Elvis Presley made his Las Vegas debut when he was just 21. But he made his name there after a 1969 performance led to more than 800 consecutive sold-out shows at what was then called the International hotel.
On the 40th anniversary of his death this month, the Westgate Las Vegas Resort & Casino, formerly known as the International and, later, the Las Vegas Hilton, will pay tribute to the King.
Tribute artist Donny Edwards will appear on the same stage in the former International on Friday and Saturday for performances of “The King Lives!”
Backed by a 10-piece orchestra, Edwards will lead audience members on a musical journey, from Elvis’ early years in the 1950s through the jumpsuit years of the 1970s.
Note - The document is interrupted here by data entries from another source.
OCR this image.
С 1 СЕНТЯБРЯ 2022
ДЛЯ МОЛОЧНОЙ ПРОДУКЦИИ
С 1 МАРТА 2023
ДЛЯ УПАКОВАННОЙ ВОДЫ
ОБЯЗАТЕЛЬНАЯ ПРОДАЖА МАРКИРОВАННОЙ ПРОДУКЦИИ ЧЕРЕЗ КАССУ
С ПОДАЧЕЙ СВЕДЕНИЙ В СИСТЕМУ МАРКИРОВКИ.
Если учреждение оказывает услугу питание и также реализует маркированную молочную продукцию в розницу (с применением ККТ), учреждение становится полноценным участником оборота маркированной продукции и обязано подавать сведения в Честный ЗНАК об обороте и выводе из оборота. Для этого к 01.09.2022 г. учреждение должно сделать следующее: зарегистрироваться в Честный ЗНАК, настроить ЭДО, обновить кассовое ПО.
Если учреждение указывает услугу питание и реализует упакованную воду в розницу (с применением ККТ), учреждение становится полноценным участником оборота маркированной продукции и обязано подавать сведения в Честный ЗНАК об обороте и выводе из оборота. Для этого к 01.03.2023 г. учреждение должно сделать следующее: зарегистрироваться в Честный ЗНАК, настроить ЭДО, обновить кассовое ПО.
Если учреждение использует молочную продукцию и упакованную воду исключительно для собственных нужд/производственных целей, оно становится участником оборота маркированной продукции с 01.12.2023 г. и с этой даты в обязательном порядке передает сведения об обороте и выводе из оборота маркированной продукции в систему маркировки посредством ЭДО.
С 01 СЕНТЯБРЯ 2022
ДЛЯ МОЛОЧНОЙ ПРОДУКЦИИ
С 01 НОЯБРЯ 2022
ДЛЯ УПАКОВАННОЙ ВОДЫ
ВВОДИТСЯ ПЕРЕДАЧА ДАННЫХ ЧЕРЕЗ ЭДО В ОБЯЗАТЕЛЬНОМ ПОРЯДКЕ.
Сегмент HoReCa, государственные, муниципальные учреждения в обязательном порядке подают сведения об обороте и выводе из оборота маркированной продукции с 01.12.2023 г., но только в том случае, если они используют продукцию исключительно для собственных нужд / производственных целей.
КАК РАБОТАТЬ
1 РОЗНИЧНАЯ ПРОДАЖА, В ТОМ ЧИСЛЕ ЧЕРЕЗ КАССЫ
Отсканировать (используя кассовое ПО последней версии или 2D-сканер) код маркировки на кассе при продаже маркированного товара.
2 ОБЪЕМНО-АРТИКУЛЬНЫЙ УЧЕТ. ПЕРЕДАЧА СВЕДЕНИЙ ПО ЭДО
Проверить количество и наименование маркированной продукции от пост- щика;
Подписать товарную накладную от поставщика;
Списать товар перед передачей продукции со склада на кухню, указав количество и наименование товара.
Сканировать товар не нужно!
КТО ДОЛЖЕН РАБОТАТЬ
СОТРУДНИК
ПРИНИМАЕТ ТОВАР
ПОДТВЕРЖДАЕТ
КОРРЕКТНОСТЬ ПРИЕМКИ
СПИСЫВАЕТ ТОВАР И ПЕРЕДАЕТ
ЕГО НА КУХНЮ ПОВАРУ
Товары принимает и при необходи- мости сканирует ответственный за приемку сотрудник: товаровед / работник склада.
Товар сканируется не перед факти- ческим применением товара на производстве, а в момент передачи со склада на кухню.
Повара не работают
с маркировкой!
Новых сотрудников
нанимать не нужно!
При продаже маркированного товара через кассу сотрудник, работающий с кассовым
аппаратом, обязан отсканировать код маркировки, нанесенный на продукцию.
Tickets for the 7 p.m. shows range from $45 to $84.
Before or after the show, fans may consider chowing down, Elvis-style, at Sid’s Cafe. From Friday to Aug. 18, the Westgate’s coffeeshop will be serving specials that include some of Presley’s favorite foods: among them a grilled peanut butter, bacon and banana sandwich. Served with chips or fries, it costs at $14.
Fans can also visit the gold-colored statue of Presley in the Westgate’s lobby.
Elvis first performed in Sin City in 1956 at the long-gone New Frontier hotel. His final show, at the Las Vegas Hilton, was on Dec. 12, 1976, about eight months before he died.
In Vegas, Presley’s legacy lives on through impersonators who perform not only in hotels along the Strip but also perform and appear at wedding chapel ceremonies.
And the theme song from his 1964 movie “Viva Las Vegas” remains the city’s unofficial anthem.